Vendrá la primavera y nos hará preguntas. Antes de su inicio oficial, aprovecharé los últimos días para coger impulso. De nuevo. Las esperanzas de enero se quebraron en pocos días y febrero, desde hace algunos años, se ha convertido para mí en el tiempo de las oportunidades. Un mes fetiche. Varias carambolas biográficas han hecho de él un mes propicio. Siempre le tuve cariño porque se cierra con el día de Andalucía, esa tierra que hice mía desde los afectos de la infancia, por mucho que mi documentación oficial no diga nada de ella. Pero los últimos febreros trajeron momentos de renacimiento personal y nuevas oportunidades vitales. Regalaron algún día libre que me permitió descansar y disfrutar de una cierta pausa para volver a calibrar las expectativas de brindis no tan remotos. Este febrero he tenido que aprovechar los días pendientes de 2020, esos días de vacaciones que caducan. Los que suelo guardar para el por si acaso, por si surge un imprevisto o algo especial. Días cargados de los planes que finalmente no existieron y a la postre han servido, y no es poco, para coger aire.

Hemos sumado tantas negativas y tanta tristeza, hemos acumulado tanto cansancio que es fácil que fallen las fuerzas. Hemos retorcido tanto nuestras palabras en nuevos y tristes significados que muchas de ellas han perdido su parte de magia y de esperanza. ¿Cómo podremos formular nuevos deseos sin palabras? Tal vez mirando esos pétalos, esos brotes. Resignificando esa vida vegetal y asumiendo parte de su fuerza, de su dinámica imparable.

Somos lo que hacemos con el día a día, ese ajetreo de tareas infinitas que no nos deja llegar a nada, ese tiempo robado por los deberes más que por los placeres y los deseos. Antes de que febrero desaparezca ante mis ojos, haré una nueva lista de ilusiones y proyectos. Quizás escribiéndolos pesen hasta cumplirse. Voy a intentar confiar otra vez en la magia de las palabras. Elegir las más rotundas. Tal vez no se evaporen como los días idénticos y lánguidos en los que nos hemos sumido.
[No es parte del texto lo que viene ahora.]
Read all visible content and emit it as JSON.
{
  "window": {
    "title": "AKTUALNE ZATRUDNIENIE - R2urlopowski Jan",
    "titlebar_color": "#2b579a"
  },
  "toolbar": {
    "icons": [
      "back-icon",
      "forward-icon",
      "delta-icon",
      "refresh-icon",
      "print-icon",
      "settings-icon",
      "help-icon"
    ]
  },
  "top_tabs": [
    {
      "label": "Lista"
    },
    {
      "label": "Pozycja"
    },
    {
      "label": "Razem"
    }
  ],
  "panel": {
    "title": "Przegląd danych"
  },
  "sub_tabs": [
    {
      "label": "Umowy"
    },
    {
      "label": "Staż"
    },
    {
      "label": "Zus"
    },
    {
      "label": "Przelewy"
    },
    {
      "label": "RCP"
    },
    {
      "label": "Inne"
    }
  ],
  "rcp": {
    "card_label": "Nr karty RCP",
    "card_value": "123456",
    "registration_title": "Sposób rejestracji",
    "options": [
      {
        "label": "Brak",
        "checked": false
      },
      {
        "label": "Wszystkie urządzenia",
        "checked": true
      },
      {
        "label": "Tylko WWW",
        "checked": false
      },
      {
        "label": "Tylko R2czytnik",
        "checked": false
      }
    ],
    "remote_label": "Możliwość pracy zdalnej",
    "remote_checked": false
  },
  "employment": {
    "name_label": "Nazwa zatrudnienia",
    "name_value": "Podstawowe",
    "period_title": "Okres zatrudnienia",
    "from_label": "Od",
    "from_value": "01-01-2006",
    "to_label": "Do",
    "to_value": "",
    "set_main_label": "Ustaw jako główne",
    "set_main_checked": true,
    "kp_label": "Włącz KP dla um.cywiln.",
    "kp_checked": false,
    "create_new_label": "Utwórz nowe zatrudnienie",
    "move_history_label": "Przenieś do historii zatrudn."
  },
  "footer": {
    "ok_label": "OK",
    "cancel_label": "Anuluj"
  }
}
Quiero brindar antes de tiempo por esa primavera que necesitamos, por una primavera en cada uno de nosotros. No dejéis de mirar las primeras flores, los brotes que salpican árboles y matorrales, dispuestos a contradecir las heridas de la nieve y de todo lo demás. A pesar de todo, necesitamos la esperanza.

Permitidme que me mantenga suspendida de esa belleza, alojada en las nubes y las flores más tempranas, las que se atreven a desafiar madrugadas aún frías y heladas a destiempo. Todos los años se precipitan al nacer, se arriesgan a lluvias y ventoleras que siembran las aceras con su osadía. Seamos prudentes en el día a día, pero osados al desear, porque nos hacen falta más fuerzas que nunca.